Gençlerin, özellikle öğrenci dediğimiz yiğit(!) adamların, büyüklerinin yanında sigara içmeleri yok mu? Büyük-küçük seviyesinin ortadan kalktığını namazda aynı saftayken anlayan bir millettik. Şimdi sigara içme meselesinde küçük de büyük gibi oldu.

İşin bir acı tarafı da şudur: Küçük çocukları uyaracak, sigara içmenin ilkin sağlıklarına, sonra da millete büyük zarar verdiğini söyleyecek bir hikmetli gönül bulmak zor. Tamamen liberal bir kafa ile "bırakın yapsınlar, bana dokunmayan yılan" havasındayız maalesef... Artık hangi mazeretin altına gizlenmişsek bir türlü çıkamıyoruz oradan.

Hata yapan uyarıldığında özür dileyerek, teşekkür edenler de azaldı artık. Sanırım hassasiyetlerimizi kaybettik, kaybediyoruz.

Düşünsenize, bir cami avlusu; genç yaşlı, çoluk çocuk kaynıyor, hele de yaz aylarında... Sonra Bilal-i Habeşi'nin biri gür sesle Allahü ekber, Allahü Ekber, diyor. Aniden sukut kaplıyor her yanı. Ağır ağır hareketlerle herkesin yönü caminin kapısı... Şadırvana doğru koşanlar, abdest almışsa yüzünü silenler, çay paralarını ödeyenler... "İki çay, bir su" talebine namaz vakti kardeşim, inşallah namazdan sonra" diyenler...

Cami avlusundaki çay ocağında gazete okunur her daim. Çünkü masalarda sağı solu yıpranmış günlük gazeteler vardır. Şu köşedeki masada oturan biri var. Elinde kalın bir kitap. Soyu tükenmiş canlılardan biri olsa gerek. Mütemadiyen, devamlı, kitap okuyor. Kalınca bir kitabın ortalarından bir sayfaya dikmiş gözlerini. Elinde kırmızı tükenmez kalemi ile önemli yerlerin altını çiziyor. İçtiği beşinci çayında yarısına gelmiş... Çok ilginç, üç saattir oturuyor kalkmadan, okuyor, okuyor durmadan okuyor.
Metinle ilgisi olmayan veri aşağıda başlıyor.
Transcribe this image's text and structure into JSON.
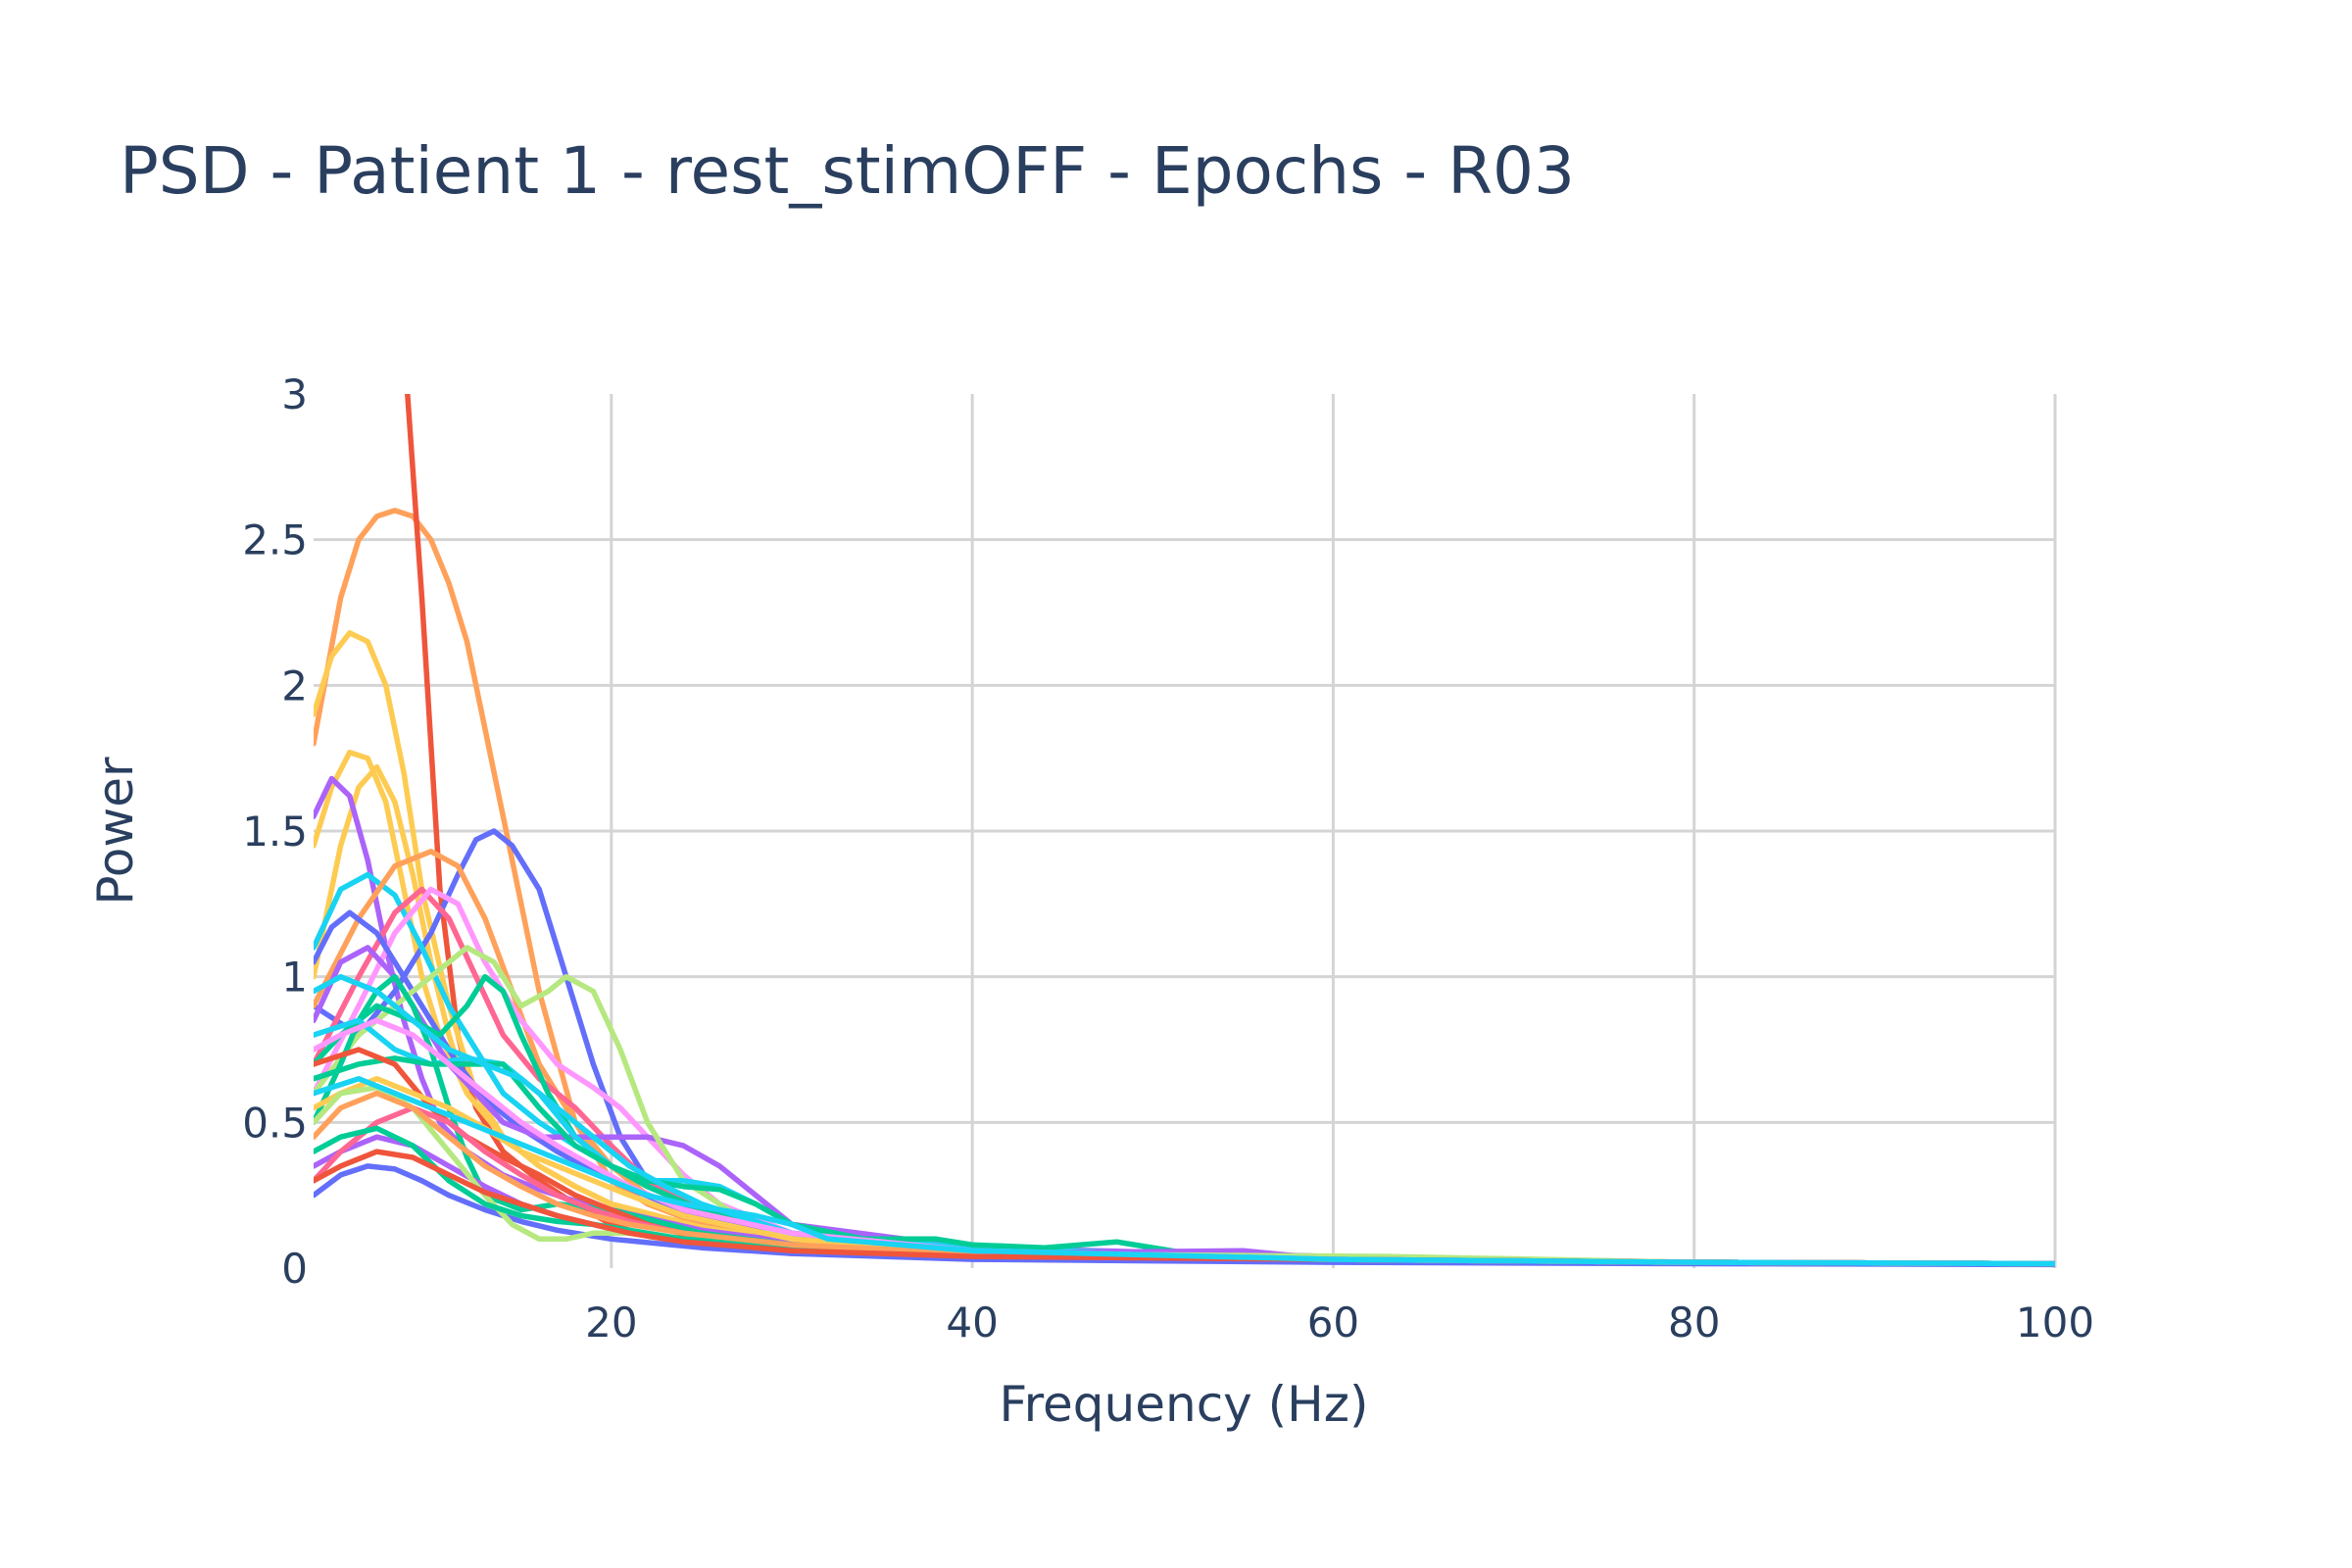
{
  "chart_data": {
    "type": "line",
    "title": "PSD - Patient 1 - rest_stimOFF - Epochs - R03",
    "xlabel": "Frequency (Hz)",
    "ylabel": "Power",
    "xlim": [
      3.5,
      100
    ],
    "ylim": [
      0,
      3
    ],
    "xticks": [
      20,
      40,
      60,
      80,
      100
    ],
    "xtick_labels": [
      "20",
      "40",
      "60",
      "80",
      "100"
    ],
    "yticks": [
      0,
      0.5,
      1,
      1.5,
      2,
      2.5,
      3
    ],
    "ytick_labels": [
      "0",
      "0.5",
      "1",
      "1.5",
      "2",
      "2.5",
      "3"
    ],
    "grid": true,
    "legend": "none",
    "palette": [
      "#636efa",
      "#EF553B",
      "#00cc96",
      "#ab63fa",
      "#FFA15A",
      "#19d3f3",
      "#FF6692",
      "#B6E880",
      "#FF97FF",
      "#FECB52"
    ],
    "series": [
      {
        "color": "#FFA15A",
        "x": [
          3.5,
          5,
          6,
          7,
          8,
          9,
          10,
          11,
          12,
          14,
          16,
          18,
          20,
          22,
          25,
          30,
          40,
          60,
          80,
          100
        ],
        "y": [
          1.8,
          2.3,
          2.5,
          2.58,
          2.6,
          2.58,
          2.5,
          2.35,
          2.15,
          1.55,
          0.95,
          0.5,
          0.3,
          0.22,
          0.15,
          0.09,
          0.05,
          0.03,
          0.02,
          0.015
        ]
      },
      {
        "color": "#EF553B",
        "x": [
          8.7,
          9.5,
          10.5,
          11.5,
          12.5,
          14,
          16,
          18,
          20,
          22,
          25,
          30,
          40,
          60,
          80,
          100
        ],
        "y": [
          3.0,
          2.3,
          1.3,
          0.8,
          0.55,
          0.4,
          0.3,
          0.22,
          0.15,
          0.11,
          0.08,
          0.05,
          0.04,
          0.03,
          0.02,
          0.015
        ]
      },
      {
        "color": "#FECB52",
        "x": [
          3.5,
          4.5,
          5.5,
          6.5,
          7.5,
          8.5,
          9.5,
          11,
          12.5,
          14,
          16,
          18,
          20,
          25,
          30,
          40,
          60,
          80,
          100
        ],
        "y": [
          1.9,
          2.1,
          2.18,
          2.15,
          2.0,
          1.7,
          1.3,
          0.9,
          0.6,
          0.45,
          0.35,
          0.28,
          0.22,
          0.14,
          0.09,
          0.05,
          0.03,
          0.02,
          0.015
        ]
      },
      {
        "color": "#FECB52",
        "x": [
          3.5,
          4.5,
          5.5,
          6.5,
          7.5,
          8.5,
          9.5,
          10.5,
          12,
          14,
          16,
          18,
          20,
          25,
          30,
          40,
          60,
          80,
          100
        ],
        "y": [
          1.45,
          1.65,
          1.77,
          1.75,
          1.6,
          1.3,
          1.0,
          0.8,
          0.6,
          0.45,
          0.35,
          0.28,
          0.22,
          0.14,
          0.09,
          0.05,
          0.03,
          0.02,
          0.015
        ]
      },
      {
        "color": "#FECB52",
        "x": [
          3.5,
          5,
          6,
          7,
          8,
          9,
          10,
          11,
          12,
          14,
          16,
          18,
          20,
          25,
          30,
          40,
          60,
          80,
          100
        ],
        "y": [
          1.0,
          1.45,
          1.65,
          1.72,
          1.6,
          1.35,
          1.05,
          0.8,
          0.6,
          0.45,
          0.35,
          0.28,
          0.22,
          0.14,
          0.09,
          0.05,
          0.03,
          0.02,
          0.015
        ]
      },
      {
        "color": "#ab63fa",
        "x": [
          3.5,
          4.5,
          5.5,
          6.5,
          7.5,
          8.5,
          9.5,
          10.5,
          12,
          14,
          16,
          18,
          20,
          25,
          30,
          40,
          60,
          80,
          100
        ],
        "y": [
          1.55,
          1.68,
          1.62,
          1.4,
          1.1,
          0.85,
          0.65,
          0.5,
          0.4,
          0.32,
          0.27,
          0.23,
          0.2,
          0.13,
          0.09,
          0.05,
          0.03,
          0.02,
          0.015
        ]
      },
      {
        "color": "#636efa",
        "x": [
          3.5,
          6,
          8,
          10,
          11.5,
          12.5,
          13.5,
          14.5,
          16,
          17.5,
          19,
          20.5,
          22,
          25,
          30,
          40,
          60,
          80,
          100
        ],
        "y": [
          0.9,
          0.8,
          0.95,
          1.15,
          1.35,
          1.47,
          1.5,
          1.45,
          1.3,
          1.0,
          0.7,
          0.45,
          0.3,
          0.18,
          0.1,
          0.05,
          0.03,
          0.02,
          0.015
        ]
      },
      {
        "color": "#19d3f3",
        "x": [
          3.5,
          5,
          6.5,
          8,
          9.5,
          11,
          12.5,
          14,
          16,
          18,
          20,
          22,
          25,
          30,
          40,
          60,
          80,
          100
        ],
        "y": [
          1.1,
          1.3,
          1.35,
          1.28,
          1.1,
          0.9,
          0.75,
          0.6,
          0.5,
          0.42,
          0.35,
          0.28,
          0.2,
          0.12,
          0.06,
          0.03,
          0.02,
          0.015
        ]
      },
      {
        "color": "#FFA15A",
        "x": [
          3.5,
          6,
          8,
          10,
          11.5,
          13,
          14.5,
          16,
          18,
          20,
          22,
          25,
          30,
          40,
          60,
          80,
          100
        ],
        "y": [
          0.9,
          1.2,
          1.38,
          1.43,
          1.38,
          1.2,
          0.95,
          0.7,
          0.5,
          0.35,
          0.25,
          0.17,
          0.1,
          0.05,
          0.03,
          0.02,
          0.015
        ]
      },
      {
        "color": "#FF6692",
        "x": [
          3.5,
          6,
          8,
          9.5,
          11,
          12.5,
          14,
          16,
          18,
          20,
          22,
          25,
          30,
          40,
          60,
          80,
          100
        ],
        "y": [
          0.7,
          1.0,
          1.22,
          1.3,
          1.2,
          1.0,
          0.8,
          0.65,
          0.55,
          0.42,
          0.3,
          0.2,
          0.12,
          0.06,
          0.03,
          0.02,
          0.015
        ]
      },
      {
        "color": "#FF97FF",
        "x": [
          3.5,
          6,
          8,
          10,
          11.5,
          13,
          15,
          17,
          19,
          20.5,
          22,
          24,
          26,
          30,
          40,
          60,
          80,
          100
        ],
        "y": [
          0.6,
          0.9,
          1.15,
          1.3,
          1.25,
          1.05,
          0.85,
          0.7,
          0.62,
          0.55,
          0.45,
          0.32,
          0.22,
          0.12,
          0.06,
          0.03,
          0.02,
          0.015
        ]
      },
      {
        "color": "#636efa",
        "x": [
          3.5,
          4.5,
          5.5,
          7,
          8.5,
          10,
          11.5,
          13,
          15,
          17,
          20,
          25,
          30,
          40,
          60,
          80,
          100
        ],
        "y": [
          1.05,
          1.17,
          1.22,
          1.15,
          1.0,
          0.85,
          0.7,
          0.58,
          0.48,
          0.4,
          0.3,
          0.17,
          0.1,
          0.05,
          0.03,
          0.02,
          0.015
        ]
      },
      {
        "color": "#ab63fa",
        "x": [
          3.5,
          5,
          6.5,
          8,
          9.5,
          11,
          12.5,
          14,
          16,
          18,
          20,
          22,
          24,
          26,
          28,
          30,
          40,
          60,
          80,
          100
        ],
        "y": [
          0.85,
          1.05,
          1.1,
          1.0,
          0.85,
          0.7,
          0.6,
          0.5,
          0.45,
          0.45,
          0.45,
          0.45,
          0.42,
          0.35,
          0.25,
          0.15,
          0.07,
          0.04,
          0.02,
          0.015
        ]
      },
      {
        "color": "#B6E880",
        "x": [
          3.5,
          6,
          8,
          10,
          12,
          13.5,
          15,
          16.5,
          17.5,
          19,
          20.5,
          22,
          24,
          27,
          30,
          40,
          60,
          80,
          100
        ],
        "y": [
          0.6,
          0.8,
          0.9,
          1.0,
          1.1,
          1.05,
          0.9,
          0.95,
          1.0,
          0.95,
          0.75,
          0.5,
          0.3,
          0.18,
          0.1,
          0.05,
          0.03,
          0.02,
          0.015
        ]
      },
      {
        "color": "#00cc96",
        "x": [
          3.5,
          5,
          7,
          9,
          10.5,
          12,
          13,
          14,
          15,
          16.5,
          18,
          20,
          22,
          25,
          30,
          40,
          60,
          80,
          100
        ],
        "y": [
          0.7,
          0.8,
          0.9,
          0.85,
          0.8,
          0.9,
          1.0,
          0.95,
          0.8,
          0.6,
          0.45,
          0.35,
          0.28,
          0.2,
          0.12,
          0.06,
          0.03,
          0.02,
          0.015
        ]
      },
      {
        "color": "#00cc96",
        "x": [
          3.5,
          5,
          6,
          7,
          8,
          9,
          10,
          11,
          12,
          13,
          15,
          17,
          20,
          25,
          30,
          40,
          60,
          80,
          100
        ],
        "y": [
          0.5,
          0.7,
          0.85,
          0.95,
          1.0,
          0.9,
          0.75,
          0.55,
          0.38,
          0.25,
          0.2,
          0.22,
          0.2,
          0.12,
          0.08,
          0.04,
          0.03,
          0.02,
          0.015
        ]
      },
      {
        "color": "#19d3f3",
        "x": [
          3.5,
          6,
          8,
          10,
          12,
          14,
          16,
          18,
          20,
          22,
          24,
          26,
          28,
          30,
          34,
          40,
          60,
          80,
          100
        ],
        "y": [
          0.8,
          0.85,
          0.75,
          0.7,
          0.72,
          0.7,
          0.6,
          0.45,
          0.35,
          0.3,
          0.3,
          0.28,
          0.22,
          0.15,
          0.1,
          0.07,
          0.03,
          0.02,
          0.015
        ]
      },
      {
        "color": "#00cc96",
        "x": [
          3.5,
          6,
          8,
          10,
          12,
          14,
          16,
          18,
          20,
          22,
          24,
          26,
          28,
          30,
          34,
          38,
          40,
          44,
          48,
          52,
          60,
          80,
          100
        ],
        "y": [
          0.65,
          0.7,
          0.72,
          0.7,
          0.7,
          0.7,
          0.55,
          0.42,
          0.35,
          0.3,
          0.28,
          0.27,
          0.22,
          0.15,
          0.1,
          0.1,
          0.08,
          0.07,
          0.09,
          0.05,
          0.03,
          0.02,
          0.015
        ]
      },
      {
        "color": "#EF553B",
        "x": [
          3.5,
          6,
          8,
          10,
          12,
          14,
          16,
          18,
          20,
          22,
          25,
          30,
          40,
          60,
          80,
          100
        ],
        "y": [
          0.7,
          0.75,
          0.7,
          0.55,
          0.45,
          0.38,
          0.32,
          0.25,
          0.2,
          0.15,
          0.1,
          0.06,
          0.04,
          0.03,
          0.02,
          0.015
        ]
      },
      {
        "color": "#636efa",
        "x": [
          3.5,
          5,
          6.5,
          8,
          9.5,
          11,
          13,
          15,
          17,
          20,
          25,
          30,
          40,
          60,
          80,
          100
        ],
        "y": [
          0.25,
          0.32,
          0.35,
          0.34,
          0.3,
          0.25,
          0.2,
          0.16,
          0.13,
          0.1,
          0.07,
          0.05,
          0.03,
          0.02,
          0.015,
          0.012
        ]
      },
      {
        "color": "#ab63fa",
        "x": [
          3.5,
          5,
          7,
          9,
          11,
          13,
          15,
          17,
          19,
          21,
          24,
          30,
          40,
          55,
          60,
          80,
          100
        ],
        "y": [
          0.35,
          0.4,
          0.45,
          0.42,
          0.35,
          0.28,
          0.22,
          0.18,
          0.15,
          0.12,
          0.1,
          0.07,
          0.05,
          0.06,
          0.03,
          0.02,
          0.015
        ]
      },
      {
        "color": "#FF6692",
        "x": [
          3.5,
          5,
          7,
          9,
          11,
          13,
          15,
          17,
          19,
          21,
          24,
          30,
          40,
          60,
          74,
          80,
          100
        ],
        "y": [
          0.3,
          0.4,
          0.5,
          0.55,
          0.5,
          0.4,
          0.32,
          0.25,
          0.2,
          0.16,
          0.12,
          0.08,
          0.05,
          0.03,
          0.025,
          0.02,
          0.015
        ]
      },
      {
        "color": "#FECB52",
        "x": [
          3.5,
          5,
          7,
          9,
          11,
          13,
          15,
          17,
          19,
          21,
          24,
          30,
          40,
          60,
          80,
          100
        ],
        "y": [
          0.55,
          0.6,
          0.65,
          0.6,
          0.55,
          0.48,
          0.4,
          0.35,
          0.3,
          0.25,
          0.18,
          0.1,
          0.05,
          0.03,
          0.02,
          0.015
        ]
      },
      {
        "color": "#B6E880",
        "x": [
          3.5,
          5,
          7,
          9,
          11,
          13,
          14.5,
          16,
          17.5,
          19,
          21,
          24,
          30,
          40,
          63,
          80,
          100
        ],
        "y": [
          0.5,
          0.6,
          0.62,
          0.55,
          0.4,
          0.25,
          0.15,
          0.1,
          0.1,
          0.12,
          0.12,
          0.1,
          0.07,
          0.05,
          0.04,
          0.02,
          0.015
        ]
      },
      {
        "color": "#00cc96",
        "x": [
          3.5,
          5,
          7,
          9,
          11,
          13,
          15,
          17,
          19,
          21,
          24,
          30,
          40,
          60,
          80,
          100
        ],
        "y": [
          0.4,
          0.45,
          0.48,
          0.42,
          0.3,
          0.22,
          0.18,
          0.16,
          0.15,
          0.13,
          0.1,
          0.07,
          0.05,
          0.03,
          0.02,
          0.015
        ]
      },
      {
        "color": "#FFA15A",
        "x": [
          3.5,
          5,
          7,
          9,
          11,
          13,
          15,
          17,
          19,
          21,
          24,
          30,
          40,
          60,
          80,
          100
        ],
        "y": [
          0.45,
          0.55,
          0.6,
          0.55,
          0.45,
          0.35,
          0.28,
          0.22,
          0.18,
          0.15,
          0.12,
          0.08,
          0.05,
          0.03,
          0.02,
          0.015
        ]
      },
      {
        "color": "#19d3f3",
        "x": [
          3.5,
          5,
          7,
          9,
          11,
          13,
          15,
          17,
          19,
          21,
          23,
          25,
          27,
          30,
          40,
          60,
          80,
          100
        ],
        "y": [
          0.95,
          1.0,
          0.95,
          0.85,
          0.75,
          0.7,
          0.65,
          0.55,
          0.45,
          0.35,
          0.28,
          0.22,
          0.18,
          0.12,
          0.06,
          0.03,
          0.02,
          0.015
        ]
      },
      {
        "color": "#FF97FF",
        "x": [
          3.5,
          5,
          7,
          9,
          11,
          13,
          15,
          17,
          19,
          21,
          24,
          30,
          40,
          60,
          80,
          100
        ],
        "y": [
          0.75,
          0.8,
          0.85,
          0.8,
          0.7,
          0.6,
          0.5,
          0.42,
          0.35,
          0.28,
          0.2,
          0.12,
          0.06,
          0.03,
          0.02,
          0.015
        ]
      },
      {
        "color": "#EF553B",
        "x": [
          3.5,
          5,
          7,
          9,
          11,
          13,
          15,
          17,
          19,
          21,
          24,
          30,
          40,
          60,
          80,
          100
        ],
        "y": [
          0.3,
          0.35,
          0.4,
          0.38,
          0.32,
          0.26,
          0.22,
          0.18,
          0.15,
          0.12,
          0.09,
          0.06,
          0.04,
          0.03,
          0.02,
          0.015
        ]
      },
      {
        "color": "#19d3f3",
        "x": [
          3.5,
          6,
          8,
          10,
          12,
          14,
          16,
          18,
          20,
          22,
          24,
          26,
          28,
          30,
          32,
          36,
          40,
          60,
          80,
          100
        ],
        "y": [
          0.6,
          0.65,
          0.6,
          0.55,
          0.5,
          0.45,
          0.4,
          0.35,
          0.3,
          0.25,
          0.22,
          0.2,
          0.18,
          0.15,
          0.1,
          0.08,
          0.06,
          0.03,
          0.02,
          0.015
        ]
      }
    ]
  }
}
Hakikaten soyu tükenmiş insan cinsi olmalı. Geçen günlerde bir tane daha görülmüş bunlardan İshakpaşa Camisi civarında bir çay ocağında görülmüş.

Bu kitap okuyanların işi yok galiba. Utanmadan çay ocaklarında kitap okuyorlar. Mazeret engellerini nasıl aşmışlar acaba? Yoksa bunlar çoğalıyorlar mı mantar gibi? Yeni bilgilere sahip olmak için okumanın tadı, şekersiz çay içmek kadar doğal mı acaba?

Daha ne sorular ne sorular. Aslında bunları anlatmayacaktım ben. Gün Uzar Yüzyıl Olur, Doğu'dan Uzakta, Siyer-i Nebi ve Uzak Tepeler gibi okuduğum kitaplardan bahsedecektim.